28 October 2022
Michael Pezzullo AO
Secretary, Department of Home Affairs
Opening statement to the Senate Legal and Constitutional Affairs Legislation Committee
In line with the Government’s focus on immigration as a nation building function, which supports economic and social policy objectives in relation to Australia’s prosperity and cohesion, and with the support of the Secretary of the Department of the Prime Minister and Cabinet, and with the strong endorsement of the Minister for Home Affairs and the Minister for Immigration, Citizenship and Multicultural Affairs, I have established the position of Associate Secretary Immigration, who is the second most senior officer in the Department. I am pleased to be able to inform the Committee that Ms Stephanie Foster PSM agreed to take up the position and commenced on 10 October 2022.
The Associate Secretary will lead the existing Immigration and Settlement Services Group, as well as the recently-established Immigration Reform Task Force, and the People Smuggling Policy and Implementation Task Force, which works very closely with the Operation Sovereign Borders Joint Agency Task Force.
I refer the Committee to the recently published tenth edition of the Department’s Administration of the Immigration and Citizenship Program report. The report highlights efforts underway in the recovery from COVID-19, to enable more people to enter Australia and address critical skill shortages, while simultaneously addressing the visa backlog. In particular, I draw your attention to data that shows from 1 June to 30 September 2022, the Department finalised close to 2.29 million temporary and permanent visa applications, including nearly 1.45 million visitor, student and temporary skilled visa applications.
To ensure we are organised to deliver on the Government’s policy agenda, the Department will undergo a significant restructure on 1 November 2022. In addition to the establishment of the position of Associate Secretary Immigration and aforementioned Immigration Reform Task Force, I have decided to establish a Strategic Initiatives Group under the leadership of Deputy Secretary Marc Ablong. He will lead a number of taskforces which will focus on longer-term initiatives in terms of cyber security strategy, national resilience (as it relates to natural and other hazards), and the protection of our democracy from foreign interference and other threats.
Following amendments in the last Parliament to the Security of Critical Infrastructure Act 2018, implementation is well underway. The Mandatory Cyber Incident Reporting obligations and Register of Critical Infrastructure Assets obligations have commenced, and the Risk Management Program obligation is out for consultation, as required under the Act. The Minister for Home Affairs has also designated 82 Systems of National Significance under the Act; this will trigger associated Enhanced Cyber Security Obligations for some designated Systems, which are being worked through by the Department in consultation with affected parties.
Noting this is the Department’s first appearance before the Committee since the recent machinery of government changes, I welcome the National Emergency Management Agency’s inaugural Coordinator-General, Mr Brendan Moon AM ASM, to the Home Affairs portfolio. On 1 September 2022, the National Recovery and Resilience Agency was merged with Emergency Management Australia to form a new executive agency in the Home Affairs portfolio, the National Emergency Management Agency (NEMA). The Coordinator-General commenced in the role on 6 October 2022, and has been leading NEMA’s response to the recent devastating flooding in south-eastern Australia.

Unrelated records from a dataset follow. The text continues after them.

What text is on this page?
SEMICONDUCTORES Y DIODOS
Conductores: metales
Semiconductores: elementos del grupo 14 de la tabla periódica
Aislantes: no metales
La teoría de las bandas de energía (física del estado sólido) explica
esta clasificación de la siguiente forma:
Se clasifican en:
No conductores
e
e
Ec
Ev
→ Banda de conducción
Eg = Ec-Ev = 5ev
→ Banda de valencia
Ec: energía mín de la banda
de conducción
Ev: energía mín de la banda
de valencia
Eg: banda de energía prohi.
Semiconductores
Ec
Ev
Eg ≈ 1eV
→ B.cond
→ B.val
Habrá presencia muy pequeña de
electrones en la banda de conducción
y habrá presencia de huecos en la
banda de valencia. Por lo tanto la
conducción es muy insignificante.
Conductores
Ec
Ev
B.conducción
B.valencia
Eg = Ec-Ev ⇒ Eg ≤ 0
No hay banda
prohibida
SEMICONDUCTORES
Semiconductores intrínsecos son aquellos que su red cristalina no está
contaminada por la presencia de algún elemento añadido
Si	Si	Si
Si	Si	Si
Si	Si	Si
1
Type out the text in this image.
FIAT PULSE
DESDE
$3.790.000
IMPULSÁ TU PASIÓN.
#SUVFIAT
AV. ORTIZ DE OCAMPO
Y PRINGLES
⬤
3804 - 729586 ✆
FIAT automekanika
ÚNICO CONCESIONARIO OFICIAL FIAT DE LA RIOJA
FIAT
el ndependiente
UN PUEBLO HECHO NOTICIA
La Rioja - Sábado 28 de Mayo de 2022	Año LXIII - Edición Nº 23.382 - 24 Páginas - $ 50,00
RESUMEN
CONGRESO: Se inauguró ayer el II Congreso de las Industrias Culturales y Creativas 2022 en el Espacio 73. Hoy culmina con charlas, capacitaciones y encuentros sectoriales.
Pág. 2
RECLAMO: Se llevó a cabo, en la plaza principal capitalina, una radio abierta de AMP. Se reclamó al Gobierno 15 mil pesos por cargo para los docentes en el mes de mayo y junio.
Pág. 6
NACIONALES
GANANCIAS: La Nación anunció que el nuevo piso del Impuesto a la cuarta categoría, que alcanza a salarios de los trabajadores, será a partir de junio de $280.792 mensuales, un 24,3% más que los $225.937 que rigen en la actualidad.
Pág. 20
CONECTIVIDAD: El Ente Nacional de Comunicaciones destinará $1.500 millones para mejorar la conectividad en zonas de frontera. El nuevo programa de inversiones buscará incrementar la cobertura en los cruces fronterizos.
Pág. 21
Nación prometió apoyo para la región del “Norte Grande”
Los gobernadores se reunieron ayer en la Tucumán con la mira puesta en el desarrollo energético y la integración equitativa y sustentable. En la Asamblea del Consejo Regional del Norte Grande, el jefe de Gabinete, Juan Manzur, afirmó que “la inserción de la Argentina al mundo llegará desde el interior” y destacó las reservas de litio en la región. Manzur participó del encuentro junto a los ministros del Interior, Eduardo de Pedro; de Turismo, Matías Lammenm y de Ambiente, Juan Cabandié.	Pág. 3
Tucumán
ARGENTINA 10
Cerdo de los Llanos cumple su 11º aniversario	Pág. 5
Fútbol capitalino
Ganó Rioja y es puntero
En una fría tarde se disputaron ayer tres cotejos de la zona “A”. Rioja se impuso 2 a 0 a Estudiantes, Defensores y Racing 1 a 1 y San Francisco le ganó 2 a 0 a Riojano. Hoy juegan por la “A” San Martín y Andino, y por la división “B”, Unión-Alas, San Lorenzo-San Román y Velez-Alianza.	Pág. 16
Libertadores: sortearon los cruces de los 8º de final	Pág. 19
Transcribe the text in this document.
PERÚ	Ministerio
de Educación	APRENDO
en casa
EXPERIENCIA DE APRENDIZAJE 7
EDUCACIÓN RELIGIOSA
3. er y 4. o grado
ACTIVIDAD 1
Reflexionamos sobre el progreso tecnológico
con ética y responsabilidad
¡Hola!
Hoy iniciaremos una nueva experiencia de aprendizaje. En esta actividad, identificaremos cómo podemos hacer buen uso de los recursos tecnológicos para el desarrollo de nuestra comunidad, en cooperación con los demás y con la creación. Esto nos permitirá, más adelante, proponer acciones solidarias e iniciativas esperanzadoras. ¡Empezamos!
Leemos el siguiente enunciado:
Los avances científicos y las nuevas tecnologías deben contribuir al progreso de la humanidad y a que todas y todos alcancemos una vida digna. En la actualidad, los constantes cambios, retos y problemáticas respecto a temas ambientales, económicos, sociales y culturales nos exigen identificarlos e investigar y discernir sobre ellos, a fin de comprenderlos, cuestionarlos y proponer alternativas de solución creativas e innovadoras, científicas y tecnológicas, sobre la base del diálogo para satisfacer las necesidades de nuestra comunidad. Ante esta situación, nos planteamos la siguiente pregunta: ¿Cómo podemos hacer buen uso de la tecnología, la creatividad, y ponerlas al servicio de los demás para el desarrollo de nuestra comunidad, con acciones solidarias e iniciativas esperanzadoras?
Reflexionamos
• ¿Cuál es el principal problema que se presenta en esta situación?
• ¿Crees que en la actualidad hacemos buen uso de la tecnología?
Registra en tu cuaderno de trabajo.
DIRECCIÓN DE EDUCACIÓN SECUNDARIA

I wish to assure the Committee that other recent machinery of government changes, which were related to law enforcement and criminal justice matters, have had no adverse impact on cooperation and integration of effort across the areas of activity which fall under the oversight of the Counter-Terrorism Coordinator (Deputy Secretary Andrew Kefford), the Counter Foreign Interference Coordinator (again, Mr Kefford), or the Cyber Security Coordinator (Mr Ablong, who will continue in that role after he takes up the Strategic Initiatives role that I mentioned earlier).
For the benefit of new members of the Committee, I should like to explain governance arrangements as they relate to the Australian Border Force (ABF).
- The ABF Commissioner is a statutory office holder, who is operationally independent, and also holds the role of the Comptroller-General of Customs;
- As the Secretary, I am the Accountable Authority under the Public Governance, Performance and Accountability (PGPA) Act for the ABF;
- The Commissioner oversees day-to-day operations of the ABF - including implementing Australia’s border enforcement policies, and managing maritime, frontline border law enforcement and customs activities to protect the integrity of Australia’s borders; and
- The Department provides corporate and other enabling services to the ABF;
It would be convenient if questions regarding the ABF, including Operation Sovereign Borders, be dealt with under Outcome 3, at the start of which the Commissioner would appreciate the opportunity to make an opening statement.